Idea
This claim presents Qur’anic Islam as a free faith, chosen out of conviction rather than submission imposed from outside. Entry into this religious frame is understood here not as a response to political coercion, but as a voluntary commitment that opens a new relationship between the human being and meaning. Faith thus becomes an act of acceptance and responsibility, not merely an imposed belonging.
Concise Formulation
Qur’anic Islam: free, voluntary faith
Its Place in the Book’s Argument
This claim aligns with the book’s argument, which seeks a return to the original meaning before the formation of authoritarian readings. Qur’anic Islam is presented as a normative point against which later transformations are measured.
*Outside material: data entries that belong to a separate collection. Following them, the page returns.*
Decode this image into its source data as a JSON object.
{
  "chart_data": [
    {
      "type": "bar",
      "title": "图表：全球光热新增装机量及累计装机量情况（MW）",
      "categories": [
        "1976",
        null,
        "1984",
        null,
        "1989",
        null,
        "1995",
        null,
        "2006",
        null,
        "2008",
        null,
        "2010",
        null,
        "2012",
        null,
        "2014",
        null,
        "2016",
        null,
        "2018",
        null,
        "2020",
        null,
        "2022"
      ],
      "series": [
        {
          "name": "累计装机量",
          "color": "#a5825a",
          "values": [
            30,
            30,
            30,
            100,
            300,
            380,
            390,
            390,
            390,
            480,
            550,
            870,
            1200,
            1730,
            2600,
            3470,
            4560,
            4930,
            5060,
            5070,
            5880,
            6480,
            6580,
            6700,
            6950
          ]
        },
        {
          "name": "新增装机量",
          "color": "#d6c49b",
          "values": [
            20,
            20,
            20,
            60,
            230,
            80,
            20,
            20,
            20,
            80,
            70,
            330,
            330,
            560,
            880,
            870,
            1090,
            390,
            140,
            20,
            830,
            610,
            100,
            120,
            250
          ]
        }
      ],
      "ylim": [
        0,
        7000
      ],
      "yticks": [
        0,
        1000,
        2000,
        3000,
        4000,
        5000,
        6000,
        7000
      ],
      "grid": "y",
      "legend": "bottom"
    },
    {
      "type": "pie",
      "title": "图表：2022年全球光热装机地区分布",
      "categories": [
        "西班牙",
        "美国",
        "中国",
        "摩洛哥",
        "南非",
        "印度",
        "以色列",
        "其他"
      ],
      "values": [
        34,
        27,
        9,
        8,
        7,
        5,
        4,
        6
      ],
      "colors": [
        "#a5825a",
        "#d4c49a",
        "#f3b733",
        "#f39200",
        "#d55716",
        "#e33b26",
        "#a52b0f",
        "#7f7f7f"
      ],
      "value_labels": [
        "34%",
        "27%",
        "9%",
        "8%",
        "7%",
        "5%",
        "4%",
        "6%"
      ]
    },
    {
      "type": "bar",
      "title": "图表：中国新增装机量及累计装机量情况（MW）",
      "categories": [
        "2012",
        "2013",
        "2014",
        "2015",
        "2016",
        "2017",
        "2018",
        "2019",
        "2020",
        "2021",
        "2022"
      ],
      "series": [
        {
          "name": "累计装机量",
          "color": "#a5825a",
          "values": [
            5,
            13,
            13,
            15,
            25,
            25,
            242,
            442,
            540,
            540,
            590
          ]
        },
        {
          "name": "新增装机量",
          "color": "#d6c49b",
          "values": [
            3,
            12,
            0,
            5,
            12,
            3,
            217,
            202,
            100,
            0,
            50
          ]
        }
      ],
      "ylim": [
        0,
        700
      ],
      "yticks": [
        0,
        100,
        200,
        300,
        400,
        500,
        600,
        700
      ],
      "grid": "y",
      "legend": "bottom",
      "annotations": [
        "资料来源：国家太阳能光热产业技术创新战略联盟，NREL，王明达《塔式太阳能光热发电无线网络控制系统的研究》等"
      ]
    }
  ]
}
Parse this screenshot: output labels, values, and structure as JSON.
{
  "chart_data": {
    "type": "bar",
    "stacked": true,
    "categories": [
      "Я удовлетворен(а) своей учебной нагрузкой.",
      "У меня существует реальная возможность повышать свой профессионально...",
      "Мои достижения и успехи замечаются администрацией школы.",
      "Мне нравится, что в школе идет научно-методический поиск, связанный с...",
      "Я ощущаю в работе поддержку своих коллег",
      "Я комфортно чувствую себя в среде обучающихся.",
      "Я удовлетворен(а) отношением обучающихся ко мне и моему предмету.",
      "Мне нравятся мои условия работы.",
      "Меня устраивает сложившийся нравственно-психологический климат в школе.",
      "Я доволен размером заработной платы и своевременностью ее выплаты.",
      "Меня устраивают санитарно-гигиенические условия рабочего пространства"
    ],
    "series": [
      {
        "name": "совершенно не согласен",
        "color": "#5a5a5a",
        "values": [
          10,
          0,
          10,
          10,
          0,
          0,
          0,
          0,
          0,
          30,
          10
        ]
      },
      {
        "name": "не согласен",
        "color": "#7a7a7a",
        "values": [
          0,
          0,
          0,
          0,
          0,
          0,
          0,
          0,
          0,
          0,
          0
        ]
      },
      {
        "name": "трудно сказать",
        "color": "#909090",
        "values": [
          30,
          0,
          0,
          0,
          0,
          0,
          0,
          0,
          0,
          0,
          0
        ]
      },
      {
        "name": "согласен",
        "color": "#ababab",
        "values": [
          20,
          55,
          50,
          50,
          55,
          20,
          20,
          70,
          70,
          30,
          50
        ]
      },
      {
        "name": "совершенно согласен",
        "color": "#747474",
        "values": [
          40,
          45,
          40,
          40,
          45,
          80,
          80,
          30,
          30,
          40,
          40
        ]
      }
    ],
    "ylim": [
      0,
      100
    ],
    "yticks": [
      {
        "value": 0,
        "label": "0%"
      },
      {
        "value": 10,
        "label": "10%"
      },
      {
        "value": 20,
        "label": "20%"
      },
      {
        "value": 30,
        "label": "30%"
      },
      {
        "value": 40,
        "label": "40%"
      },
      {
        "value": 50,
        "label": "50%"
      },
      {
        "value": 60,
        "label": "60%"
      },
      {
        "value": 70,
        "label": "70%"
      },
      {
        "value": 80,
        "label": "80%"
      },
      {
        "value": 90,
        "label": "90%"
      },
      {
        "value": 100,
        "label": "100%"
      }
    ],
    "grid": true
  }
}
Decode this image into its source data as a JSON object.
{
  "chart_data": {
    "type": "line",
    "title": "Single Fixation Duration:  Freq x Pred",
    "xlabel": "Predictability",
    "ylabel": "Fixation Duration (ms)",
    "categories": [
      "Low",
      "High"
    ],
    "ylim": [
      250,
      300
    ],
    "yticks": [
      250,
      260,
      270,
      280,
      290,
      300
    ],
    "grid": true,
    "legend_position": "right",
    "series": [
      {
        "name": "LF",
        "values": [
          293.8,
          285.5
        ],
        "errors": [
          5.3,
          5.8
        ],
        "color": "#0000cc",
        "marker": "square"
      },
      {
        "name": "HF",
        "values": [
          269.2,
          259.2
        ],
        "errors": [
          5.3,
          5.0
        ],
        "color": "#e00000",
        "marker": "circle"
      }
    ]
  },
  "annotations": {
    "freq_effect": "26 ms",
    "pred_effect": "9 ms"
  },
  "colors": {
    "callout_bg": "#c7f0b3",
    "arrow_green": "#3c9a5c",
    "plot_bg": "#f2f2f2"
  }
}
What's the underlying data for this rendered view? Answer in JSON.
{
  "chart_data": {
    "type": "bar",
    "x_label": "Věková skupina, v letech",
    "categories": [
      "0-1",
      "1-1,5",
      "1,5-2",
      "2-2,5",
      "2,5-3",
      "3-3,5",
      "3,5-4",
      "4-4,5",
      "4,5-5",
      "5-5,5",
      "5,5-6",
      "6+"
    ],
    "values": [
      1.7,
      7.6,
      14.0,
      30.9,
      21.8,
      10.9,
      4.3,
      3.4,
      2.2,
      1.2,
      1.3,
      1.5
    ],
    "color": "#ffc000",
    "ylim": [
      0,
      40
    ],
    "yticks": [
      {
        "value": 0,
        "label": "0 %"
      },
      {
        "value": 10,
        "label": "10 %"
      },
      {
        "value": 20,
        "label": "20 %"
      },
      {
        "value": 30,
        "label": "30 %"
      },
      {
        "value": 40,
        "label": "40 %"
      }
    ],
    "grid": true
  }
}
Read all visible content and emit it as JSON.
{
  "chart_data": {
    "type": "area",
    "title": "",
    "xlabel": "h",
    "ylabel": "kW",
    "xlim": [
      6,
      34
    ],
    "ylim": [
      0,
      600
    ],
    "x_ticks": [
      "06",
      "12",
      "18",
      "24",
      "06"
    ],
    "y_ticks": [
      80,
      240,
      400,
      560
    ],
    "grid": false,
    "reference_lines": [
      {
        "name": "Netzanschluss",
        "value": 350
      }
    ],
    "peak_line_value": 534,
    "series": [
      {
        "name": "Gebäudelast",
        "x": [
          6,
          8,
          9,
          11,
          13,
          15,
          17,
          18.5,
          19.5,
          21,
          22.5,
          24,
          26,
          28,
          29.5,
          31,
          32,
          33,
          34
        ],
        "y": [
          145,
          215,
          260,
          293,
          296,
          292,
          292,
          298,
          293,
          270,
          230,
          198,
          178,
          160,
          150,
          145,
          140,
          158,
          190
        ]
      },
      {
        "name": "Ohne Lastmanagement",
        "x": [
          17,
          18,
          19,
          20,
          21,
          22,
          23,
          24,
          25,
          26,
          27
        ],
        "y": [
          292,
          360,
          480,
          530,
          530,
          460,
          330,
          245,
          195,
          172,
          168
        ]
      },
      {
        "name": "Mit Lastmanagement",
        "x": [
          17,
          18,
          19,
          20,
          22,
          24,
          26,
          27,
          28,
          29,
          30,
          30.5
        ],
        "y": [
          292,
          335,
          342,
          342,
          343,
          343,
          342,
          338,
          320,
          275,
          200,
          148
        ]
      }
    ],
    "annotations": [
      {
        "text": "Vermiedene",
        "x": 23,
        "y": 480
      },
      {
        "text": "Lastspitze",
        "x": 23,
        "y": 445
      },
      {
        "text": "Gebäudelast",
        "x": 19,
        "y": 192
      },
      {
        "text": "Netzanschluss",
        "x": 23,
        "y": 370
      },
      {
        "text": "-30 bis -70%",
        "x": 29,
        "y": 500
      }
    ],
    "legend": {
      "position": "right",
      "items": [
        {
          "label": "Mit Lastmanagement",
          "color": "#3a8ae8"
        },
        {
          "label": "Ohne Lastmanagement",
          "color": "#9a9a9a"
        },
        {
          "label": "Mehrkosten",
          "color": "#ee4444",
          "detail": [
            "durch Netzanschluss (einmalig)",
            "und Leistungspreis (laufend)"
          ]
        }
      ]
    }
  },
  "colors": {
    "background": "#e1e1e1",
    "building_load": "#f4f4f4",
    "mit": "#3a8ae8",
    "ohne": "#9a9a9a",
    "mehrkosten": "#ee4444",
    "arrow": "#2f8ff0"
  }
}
Through this definition, the book distinguishes religion as an internal relationship from religion as a public identity administered from outside by the state or the institution.
Why It Matters
This claim becomes more important because it places freedom at the center of understanding faith. This helps read Arkoun as attempting to recover the human dimension in religious experience. It also prevents the reader from equating Qur’anic Islam with all that has accumulated around it in the forms of coercion and conformity.
Brief Evidence
This claim presents Qur’anic Islam as a free faith, chosen out of conviction rather than submission imposed from outside. Entry into this religious frame is understood here not as a response to political coercion, but as a voluntary commitment that opens a new relationship between the human being and meaning. Faith thus becomes an act of acceptance and responsibility, not merely an imposed belonging.
Reading Questions
- What does describing faith as free and voluntary add to the meaning of religious belonging?
- How does this definition change our relationship to readings that link religion to coercion?
Documentation Level
High: the claim appears in a clear location in the book’s material.